Topological Boundary Constraints in Artificial Colloidal Ice
Carolina Rodr\'iguez-Gallo, Antonio Ortiz-Ambriz, Pietro Tierno

TL;DR
This paper demonstrates through simulations and experiments that boundary engineering in colloidal artificial ice can control bulk behavior, induce rapid ground state formation, and create bistable states or topological strings.
Contribution
It introduces boundary design as a method to manipulate bulk states and topological features in artificial colloidal ice systems, a novel approach in frustrated microstructures.
Findings
Boundaries can rapidly induce the ground state in colloidal ice.
Defects at corners create bistable states and topological strings.

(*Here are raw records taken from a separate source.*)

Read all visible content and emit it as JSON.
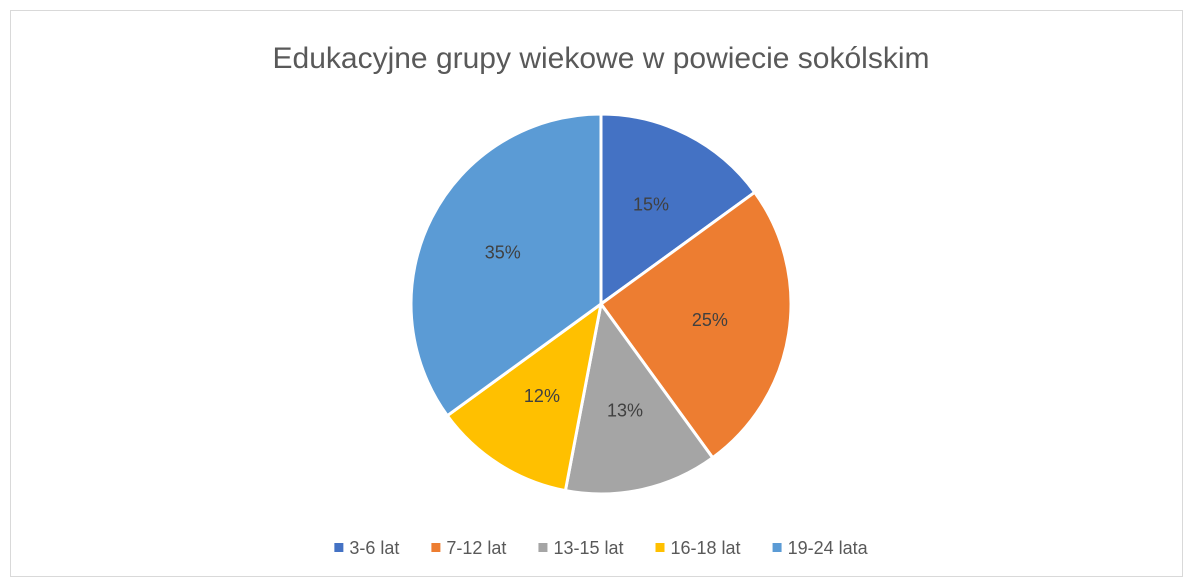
{
  "chart_data": {
    "type": "pie",
    "title": "Edukacyjne grupy wiekowe w powiecie sokólskim",
    "categories": [
      "3-6 lat",
      "7-12 lat",
      "13-15 lat",
      "16-18 lat",
      "19-24 lata"
    ],
    "values": [
      15,
      25,
      13,
      12,
      35
    ],
    "value_labels": [
      "15%",
      "25%",
      "13%",
      "12%",
      "35%"
    ],
    "colors": [
      "#4472c4",
      "#ed7d31",
      "#a5a5a5",
      "#ffc000",
      "#5b9bd5"
    ],
    "legend": "bottom"
  }
}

Boundary engineering can be applied to other micro and nanostructures.
Abstract
The effect of boundaries and how these can be used to influence the bulk behaviour in geometrically frustrated systems are both long-standing puzzles, often relegated to secondary role. Here we use numerical simulations and "proof of concept" experiments to demonstrate that boundaries can be engineered to control the bulk behavior in a colloidal artificial ice. We show that an antiferromagnetic frontier forces the system to rapidly reach the ground state (GS), as opposed to the commonly implemented open or periodic boundary conditions. We also show that strategically placing defects at the corners generates novel bistable states, or topological strings which result from competing GS regions in the bulk. Our results could be generalized to other frustrated micro and nanostructures where boundary conditions may be engineered with lithographic techniques.